As they came to a narrow security door made of metal and armed with a sensor that made the one back in the mansion of Ayah's captors look like something out of a cereal box, Kai leaned in close to Ayah.

"What can you hear about this place?"

She closed her eyes. For a moment, he worried the obnoxious beeping of the doctor going through various clearances on the pad would cover anything up. It wasn't till they had passed through and to yet another short hallway that she tilted her head up to him and tucked it against his ear.

"Thick stone blocks a lot. It stops most vibrations, but I can hear a steady rumble. It could be anything, but it might be whatever is powering this station."

Power. How did this place get its power? Was that even important?

And then the doctor opened the second door, and Kai realized that wasn't a question anymore.

On the other side was the scientist's lab to end all scientist's labs. Having been in a fair share of them growing up, he recognized enough to shudder. This couldn't just be any bunker. They couldn't have just washed up on any bunker with this kind of technology. They had to be expecting them. They had to have something to do with…this couldn't be…

Even as he took in the screens, the wide discs of surgeon's lights on metal arms, holographic displays, metal exam tables complete with metal belts, glass boxes with white rubber arms, the distant lights, he felt whatever calm collect he had left flee.

Ayah stopped abruptly, jerking back from him. "Kai, what's…?"

The more he saw, the more he could feel each heartbeat spiking higher and higher until he feared it would simply stop. A modern, sleek display of tools he didn't want to know the purpose of, an empty white tiled room in the back separated by a thick glass wall, arms upon arms of bent metal, folded to machines and lights and platforms and tables. Two sets of double doors he knew the thickness of just by the way they swung on their hinges. So much stone that not even Ayah had been able to hear this much power, hear the ocean, hear…hear…
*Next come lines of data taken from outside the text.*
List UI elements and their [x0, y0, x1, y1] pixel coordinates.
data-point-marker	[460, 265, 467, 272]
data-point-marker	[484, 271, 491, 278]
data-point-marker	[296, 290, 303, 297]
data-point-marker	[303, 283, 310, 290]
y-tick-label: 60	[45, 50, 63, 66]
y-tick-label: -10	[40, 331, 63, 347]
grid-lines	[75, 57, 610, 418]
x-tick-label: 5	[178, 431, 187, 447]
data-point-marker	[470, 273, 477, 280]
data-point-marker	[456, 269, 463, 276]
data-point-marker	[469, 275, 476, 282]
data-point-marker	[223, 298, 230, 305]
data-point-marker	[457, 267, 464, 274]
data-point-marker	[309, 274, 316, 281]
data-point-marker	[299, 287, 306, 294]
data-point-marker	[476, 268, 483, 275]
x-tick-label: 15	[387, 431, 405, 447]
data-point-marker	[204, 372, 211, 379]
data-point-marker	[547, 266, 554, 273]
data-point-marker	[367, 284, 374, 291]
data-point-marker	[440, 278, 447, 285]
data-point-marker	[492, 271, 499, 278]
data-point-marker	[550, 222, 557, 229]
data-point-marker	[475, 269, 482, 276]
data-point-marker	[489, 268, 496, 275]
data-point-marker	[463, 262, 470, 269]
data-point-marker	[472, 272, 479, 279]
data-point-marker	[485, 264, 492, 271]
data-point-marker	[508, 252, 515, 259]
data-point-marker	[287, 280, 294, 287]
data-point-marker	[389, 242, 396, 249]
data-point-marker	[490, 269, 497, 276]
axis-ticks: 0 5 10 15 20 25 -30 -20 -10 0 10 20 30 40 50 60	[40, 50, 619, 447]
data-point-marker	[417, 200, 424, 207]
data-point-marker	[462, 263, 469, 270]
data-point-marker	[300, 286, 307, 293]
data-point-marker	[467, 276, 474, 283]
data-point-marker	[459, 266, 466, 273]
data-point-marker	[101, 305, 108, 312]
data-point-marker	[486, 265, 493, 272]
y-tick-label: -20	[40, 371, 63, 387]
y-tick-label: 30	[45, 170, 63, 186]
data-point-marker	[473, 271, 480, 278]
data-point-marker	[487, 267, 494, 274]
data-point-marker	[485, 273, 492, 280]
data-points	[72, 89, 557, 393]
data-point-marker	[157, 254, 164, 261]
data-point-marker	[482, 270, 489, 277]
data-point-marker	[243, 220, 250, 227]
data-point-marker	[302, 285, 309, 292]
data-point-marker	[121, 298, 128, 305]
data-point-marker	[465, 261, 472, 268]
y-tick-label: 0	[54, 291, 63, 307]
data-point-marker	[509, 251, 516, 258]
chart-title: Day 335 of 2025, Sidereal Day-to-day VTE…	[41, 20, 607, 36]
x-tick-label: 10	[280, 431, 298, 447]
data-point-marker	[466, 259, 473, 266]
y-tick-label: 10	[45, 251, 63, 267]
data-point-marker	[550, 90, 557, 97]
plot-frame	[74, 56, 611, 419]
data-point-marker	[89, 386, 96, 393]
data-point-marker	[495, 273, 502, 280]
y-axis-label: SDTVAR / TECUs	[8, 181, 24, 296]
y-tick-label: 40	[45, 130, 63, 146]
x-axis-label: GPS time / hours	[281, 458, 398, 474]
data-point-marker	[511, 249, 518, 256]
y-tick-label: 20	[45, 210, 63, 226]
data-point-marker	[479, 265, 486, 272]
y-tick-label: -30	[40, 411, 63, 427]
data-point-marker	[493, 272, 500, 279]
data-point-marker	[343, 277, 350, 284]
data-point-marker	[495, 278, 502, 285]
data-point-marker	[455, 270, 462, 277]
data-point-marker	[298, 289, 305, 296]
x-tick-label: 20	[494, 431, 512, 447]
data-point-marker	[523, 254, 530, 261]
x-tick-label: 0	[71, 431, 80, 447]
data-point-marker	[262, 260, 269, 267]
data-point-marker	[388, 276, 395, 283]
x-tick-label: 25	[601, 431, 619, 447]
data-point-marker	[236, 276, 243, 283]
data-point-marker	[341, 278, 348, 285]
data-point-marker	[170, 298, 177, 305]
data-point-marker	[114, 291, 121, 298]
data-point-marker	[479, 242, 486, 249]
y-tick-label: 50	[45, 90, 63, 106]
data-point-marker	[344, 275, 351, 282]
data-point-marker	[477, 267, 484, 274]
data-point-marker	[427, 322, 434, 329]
Her lips were moving. She had let go of his hand. He couldn't hear her anymore. The heartburn in his chest had spilled out into his blood and flesh, filling him to the tips of his fingers and toes. His wings rose up, and he couldn't have drawn them back in even if he wanted to.

For a space of time that he could have never guessed, he seemed to hang there, lava to the surface of his skin, memories and alarms zooming past too fast to catch, but enough to pound the nail of dread ever deeper into his chest.

And then he burned. Fire consumed him, and once more he was up in the catwalks above the stadium, caught in Dranzer's firestorm without a clue of why it had started.